AI in practice

AI startup Runway integrates Stable Diffusion for text-to-video editor

Maximilian Schreiner

Runway

Startup Runway shows off an impressive AI video editor controlled by text input. The editor is using the open-source AI Stable Diffusion.

New York-based startup Runway offers an online editor that aims to make content creation accessible to all. To achieve this, the company relies on automation through artificial intelligence.

AI can currently, for example, replace backgrounds with a digital green screen, adjust the style, or remove objects from a video. The company is quickly incorporating new tools for AI-supported content creation into its platform.

Video: RunwayML

Runway has raised more than $45.5 million in funding from investors since its founding in 2018, including $35 million in December 2021 alone.  The increasing maturity of AI applications for images and videos may have been helpful in talks with investors.

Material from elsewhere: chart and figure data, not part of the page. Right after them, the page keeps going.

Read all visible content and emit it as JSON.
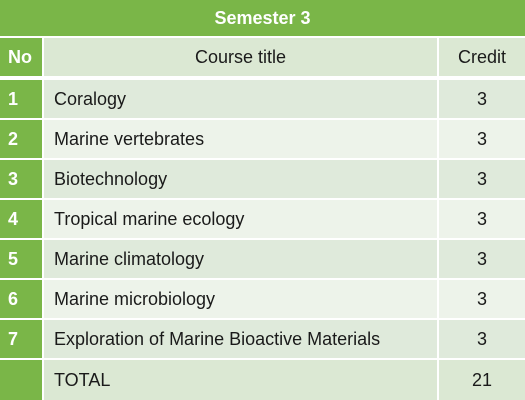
{
  "table": {
    "title": "Semester 3",
    "headers": {
      "no": "No",
      "course_title": "Course title",
      "credit": "Credit"
    },
    "rows": [
      {
        "no": "1",
        "course_title": "Coralogy",
        "credit": "3"
      },
      {
        "no": "2",
        "course_title": "Marine vertebrates",
        "credit": "3"
      },
      {
        "no": "3",
        "course_title": "Biotechnology",
        "credit": "3"
      },
      {
        "no": "4",
        "course_title": "Tropical marine ecology",
        "credit": "3"
      },
      {
        "no": "5",
        "course_title": "Marine climatology",
        "credit": "3"
      },
      {
        "no": "6",
        "course_title": "Marine microbiology",
        "credit": "3"
      },
      {
        "no": "7",
        "course_title": "Exploration of Marine Bioactive Materials",
        "credit": "3"
      }
    ],
    "total": {
      "no": "",
      "label": "TOTAL",
      "credit": "21"
    }
  },
  "colors": {
    "header_green": "#7ab648",
    "row_light": "#edf3ea",
    "row_mid": "#dfeadb"
  }
}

Runway shows off new 'text-to-video' feature

The AI startup offers a whole range of different AI models for different features in its backend, including GAN models for generating images that can be used as backgrounds in a video, for example.

Recently, Runway started implementing Stable Diffusion, a powerful open-source model for images. Runway was already actively involved in the creation of Stable Diffusion: Staff member Patrick Esser was a researcher at the University of Heidelberg before joining Runway and was involved in the development of VQGAN and Latent Diffusion.

In a new promotional clip, Runway now shows an impressive text control of the video editor.

Using simple text commands, users can import video clips, generate images, change styles, cut characters, or activate tools.

Text-to-video feature is actually a text control

Runway markets the new feature as text-to-video, an apt description that can nonetheless be confusing: In technical jargon, AI systems like DALL-E 2, Midjourney, or Stable Diffusion are called text-to-image systems. They receive text input and generate a matching image.

However, Runway's text-to-video feature controls existing video tools via text input. It is not a generative video model that produces video from text input.

Such systems also exist: Deepmind recently showed its Transframer model, which creates 30-second video clips based on text. But they are still far removed in quality from the now quite mature image models.

The workflow of numerous creatives will nevertheless be greatly simplified by Runway's new feature. It also shows that the startup's bet on simple, AI-powered video production is working.